First, if some amount of the input does not contain replaceable elements, consider starting with something like:
首先,如果一些输入不包含可替换元素,请考虑从以下内容开始:
if (!input.contains('<')) {
return input;
}
Second, consider a regex:
其次,考虑一个正则表达式:
Pattern p = Pattern.compile( your_regex );
Don't make a pattern for every single replaceAll line, but try to combine them (regex has a OR operator) and let Pattern optimize the regex. Do use the compiledpattern and don't compile it in every call, it's fairly expensive.
不要为每一行都创建一个模式,而是尝试组合它们(正则表达式有一个 OR 运算符)并让模式优化正则表达式。一定要使用编译模式并且不要在每次调用中都编译它,它相当昂贵。
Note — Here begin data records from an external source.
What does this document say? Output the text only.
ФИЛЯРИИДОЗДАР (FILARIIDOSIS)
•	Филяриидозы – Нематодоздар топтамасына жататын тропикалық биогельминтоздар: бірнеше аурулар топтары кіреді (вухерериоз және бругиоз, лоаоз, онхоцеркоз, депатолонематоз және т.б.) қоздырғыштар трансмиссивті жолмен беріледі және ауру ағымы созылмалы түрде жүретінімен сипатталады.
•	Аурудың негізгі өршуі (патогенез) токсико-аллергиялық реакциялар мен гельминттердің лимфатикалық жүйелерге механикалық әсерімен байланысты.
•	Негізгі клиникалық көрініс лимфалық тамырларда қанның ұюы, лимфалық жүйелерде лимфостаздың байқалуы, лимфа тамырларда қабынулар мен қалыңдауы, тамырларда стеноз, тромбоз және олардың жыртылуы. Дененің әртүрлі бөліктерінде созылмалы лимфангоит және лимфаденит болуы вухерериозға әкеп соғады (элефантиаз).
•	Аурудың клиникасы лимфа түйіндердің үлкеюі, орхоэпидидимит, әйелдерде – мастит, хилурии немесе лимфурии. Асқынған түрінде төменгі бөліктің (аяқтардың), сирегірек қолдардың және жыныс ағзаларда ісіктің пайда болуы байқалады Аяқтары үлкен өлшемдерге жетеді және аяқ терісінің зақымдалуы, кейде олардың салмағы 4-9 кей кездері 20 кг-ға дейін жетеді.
If regexes are a bit to complex you can also implement some faster (but potentially less readable) replacement engine yourself:
如果正则表达式有点复杂,您还可以自己实现一些更快(但可能不太可读)的替换引擎:
StringBuilder result = new StringBuilder(input.length();
for (int i=0; i < input.length(); i++) {
char c = input.charAt(i);
if ( c != '<' ) {
continue;
}
int closePos = input.indexOf( '>', i);
if (closePos == -1) {// not found
result.append( input.substring(i, input.length());
return result.toString();
}
i = closePos;
String token = input.substring(i, closePos);
if ( token.equals( "p/" ) {
result.append("\n");
} else if (token.equals(...)) {
} else if (...) {
}
}
return result.toString();
This may have some errors :)
这可能有一些错误:)
The advantage is you have to iterate through the input only once. The big disadvantage is that it is not all that easy to understand. You could also write a state machine, analyzing per character what the new state should be, and that would probably be faster and even more work.
优点是您只需遍历输入一次。最大的缺点是它不是那么容易理解。您还可以编写一个状态机,分析每个字符的新状态应该是什么,这可能会更快,甚至更多的工作。